When found (often) in the recto-vaginal junction, this tissue type presents a dissection challenge. Fat associated with the tissue belongs to the rectum while a non-discrete margin separates it from the uterus.
The first step of course is to dissect along the length of the rectum in a line that keeps the fat with the colon. You might still end up with some remaining tissue towards the fat which needs to subsequently be removed. On the other side, we stay flush with the uterus and the posterior cervix while dissecting, sometimes taking with us a small bite of healthy tissue. The collateral damage can later be sutured if required.
A rather aggressive approach for this tissue is needed owing to its active glandular nature. Its proximity to the vagina and the rectum also lends it to symptoms like dyspareunia (pain during sex), and dyschezia (pain while passing stool).
Next in line is the fantastical Post Surgical Tissue Growth
We’ve always stressed that a complete removal of endometriosis tissue is key to lowering the recurrence rate of the disease. However, when residual disease gets left behind in the pelvis it flares up again, often with intensity, invading several surrounding areas and growing further than its originally resected margins in the form of adhesions.

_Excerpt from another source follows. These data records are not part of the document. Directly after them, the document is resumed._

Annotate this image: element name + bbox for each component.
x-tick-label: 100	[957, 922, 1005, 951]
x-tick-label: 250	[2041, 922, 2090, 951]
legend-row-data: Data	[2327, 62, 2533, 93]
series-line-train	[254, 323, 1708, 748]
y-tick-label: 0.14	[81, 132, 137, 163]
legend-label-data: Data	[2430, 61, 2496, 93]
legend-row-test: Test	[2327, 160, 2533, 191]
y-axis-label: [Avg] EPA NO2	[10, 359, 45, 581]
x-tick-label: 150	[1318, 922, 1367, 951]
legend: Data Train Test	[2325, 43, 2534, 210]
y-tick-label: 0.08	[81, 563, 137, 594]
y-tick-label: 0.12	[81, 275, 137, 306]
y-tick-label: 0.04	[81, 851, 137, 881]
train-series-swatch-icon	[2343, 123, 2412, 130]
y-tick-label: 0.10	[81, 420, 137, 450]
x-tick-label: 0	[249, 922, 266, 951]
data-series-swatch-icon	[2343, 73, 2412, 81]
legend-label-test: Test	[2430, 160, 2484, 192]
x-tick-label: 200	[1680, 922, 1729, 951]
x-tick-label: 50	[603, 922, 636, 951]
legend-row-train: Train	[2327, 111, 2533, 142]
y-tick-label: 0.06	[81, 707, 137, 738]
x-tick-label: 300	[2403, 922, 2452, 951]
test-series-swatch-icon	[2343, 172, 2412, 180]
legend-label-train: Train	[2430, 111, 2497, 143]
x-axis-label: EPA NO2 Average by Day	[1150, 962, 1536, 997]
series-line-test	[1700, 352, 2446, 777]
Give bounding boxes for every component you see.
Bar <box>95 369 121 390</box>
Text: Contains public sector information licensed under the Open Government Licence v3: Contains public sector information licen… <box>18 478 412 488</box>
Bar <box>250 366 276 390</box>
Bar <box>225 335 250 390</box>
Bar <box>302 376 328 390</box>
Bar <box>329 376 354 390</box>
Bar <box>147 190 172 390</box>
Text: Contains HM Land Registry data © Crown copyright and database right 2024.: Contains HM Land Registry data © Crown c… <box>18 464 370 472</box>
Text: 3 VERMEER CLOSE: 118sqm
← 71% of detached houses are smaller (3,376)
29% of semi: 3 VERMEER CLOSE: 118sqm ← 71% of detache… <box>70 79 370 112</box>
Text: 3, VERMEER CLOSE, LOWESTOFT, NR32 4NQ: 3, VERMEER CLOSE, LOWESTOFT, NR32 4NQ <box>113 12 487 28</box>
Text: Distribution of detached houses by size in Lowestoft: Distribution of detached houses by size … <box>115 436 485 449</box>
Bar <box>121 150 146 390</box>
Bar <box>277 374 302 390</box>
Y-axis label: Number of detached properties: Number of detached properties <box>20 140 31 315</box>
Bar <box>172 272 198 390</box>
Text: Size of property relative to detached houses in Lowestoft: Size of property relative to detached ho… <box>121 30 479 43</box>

Endometriosis is a progressive disease and each tissue left behind in the pelvis is a seed for the disease to regrow later. This is why a total elimination of the disease and a complete restoration of the anatomy should be the goal of every surgery.
And the last tissue in our bunch is the Infective tissue
While an infective tissue isn’t a type in itself, it presents a whole new set of challenges and therefore deserves to be looked at separately from a surgical perspective.
Most dangerous when occurring on a cystic tissue, or an angiogenetic tissue, this particular type is often caused by a varying set of instances within the pelvis. An ovum pick-up procedure conducted in altered anatomy can lead to a needle piercing through the colon and into the ovary, leading to infection transfer. But this is just one example of a range of reasons that can make the pelvis infected. It may even be caused by a simultaneous occurrence of PID (Pelvic Inflammatory Disease) and Endometriosis.
The subsequent growth of endometriosis tissue may also propagate the infection worsening the trouble at hand.
Infected tissues require a thorough inspection of the type and intensity of infection, their involvement in surrounding organs, and the damage that they’ve already done. Your surgical decisions must therefore be made with wisdom.
That’s it!
That brings us to the end of the 8 Fantastic Tissues of Endometriosis that we saw today. And there could be many more. It’s fascinating to also note that any of these tissues can exist in conjunction with one another. An angiogenetic tissue can become infective, a fibrotic tissue left undermanned during surgery can flare up, and an active glandular tissue may give way to a cystic collection.